For many Colorado couples, the end of their marriage comes as neither a surprise or a particularly upsetting proposition. In such cases, divorce represents a new beginning for both parties, and the process of reaching that doorway is not fraught with disagreement or anger. Spouses in this position are particularly suited to a collaborative divorce process, by which property division, child custody and other divorce matters are solved by working together to reach an agreement that all parties can live with.
Collaboration begins with a promise on the part of both parties that they are committed to reaching an agreement without the assistance of a family court judge. By making this promise, both parties are indicating their willingness to work together, even if the going gets tough. It also means that both spouses have looked into the collaborative method, and agree that lower legal costs and less contention is a better path for their needs.
Next. parties meet to work out the details of the division of marital assets and other matters. Both spouses retain their own attorneys, but those professionals are there to answer specific questions and guide the overall process, not to take an aggressive adversarial stance. In this way, couples are able to reach agreements on a wide range of issues within a relatively short period of time, which results in lower legal costs.

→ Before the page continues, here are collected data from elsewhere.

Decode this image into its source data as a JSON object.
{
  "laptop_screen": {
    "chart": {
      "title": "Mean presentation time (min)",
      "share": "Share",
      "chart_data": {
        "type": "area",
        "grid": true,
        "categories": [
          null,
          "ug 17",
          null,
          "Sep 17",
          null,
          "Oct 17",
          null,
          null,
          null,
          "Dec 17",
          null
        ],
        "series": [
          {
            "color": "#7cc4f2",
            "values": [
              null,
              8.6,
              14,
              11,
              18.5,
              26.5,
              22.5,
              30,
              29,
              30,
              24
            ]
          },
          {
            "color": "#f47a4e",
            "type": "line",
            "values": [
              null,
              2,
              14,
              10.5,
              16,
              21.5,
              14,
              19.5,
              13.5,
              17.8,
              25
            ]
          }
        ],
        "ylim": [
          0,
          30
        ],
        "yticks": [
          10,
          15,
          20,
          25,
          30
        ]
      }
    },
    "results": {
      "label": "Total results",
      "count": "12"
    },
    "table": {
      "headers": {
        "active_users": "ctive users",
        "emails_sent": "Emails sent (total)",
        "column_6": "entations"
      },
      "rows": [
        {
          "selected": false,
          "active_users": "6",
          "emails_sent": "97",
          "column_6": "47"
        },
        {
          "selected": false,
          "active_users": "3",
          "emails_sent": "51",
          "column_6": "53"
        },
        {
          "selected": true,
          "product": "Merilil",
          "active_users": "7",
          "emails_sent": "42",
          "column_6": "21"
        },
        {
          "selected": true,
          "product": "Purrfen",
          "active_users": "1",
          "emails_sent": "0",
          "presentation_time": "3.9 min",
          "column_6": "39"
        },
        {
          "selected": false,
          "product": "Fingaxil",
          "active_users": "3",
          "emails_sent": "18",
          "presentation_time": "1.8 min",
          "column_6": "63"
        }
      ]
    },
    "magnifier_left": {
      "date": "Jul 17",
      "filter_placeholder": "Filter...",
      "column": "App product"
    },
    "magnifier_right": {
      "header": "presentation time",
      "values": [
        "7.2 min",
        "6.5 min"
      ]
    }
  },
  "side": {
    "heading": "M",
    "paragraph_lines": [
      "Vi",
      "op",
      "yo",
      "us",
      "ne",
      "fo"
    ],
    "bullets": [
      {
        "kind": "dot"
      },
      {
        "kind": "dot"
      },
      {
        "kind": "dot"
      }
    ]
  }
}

A collaborative divorce will not work for every Colorado couple, but it is well worth a bit of research and consideration. When a couple is ready to move beyond their marriage and eager to begin their new lives, collaboration can offer a faster, simpler and less expensive path toward that goal. Property division, child custody and other issues can all be resolved using this approach. In addition, ending the marriage with a positive and cooperative experience can help both parties move forward in better spirits.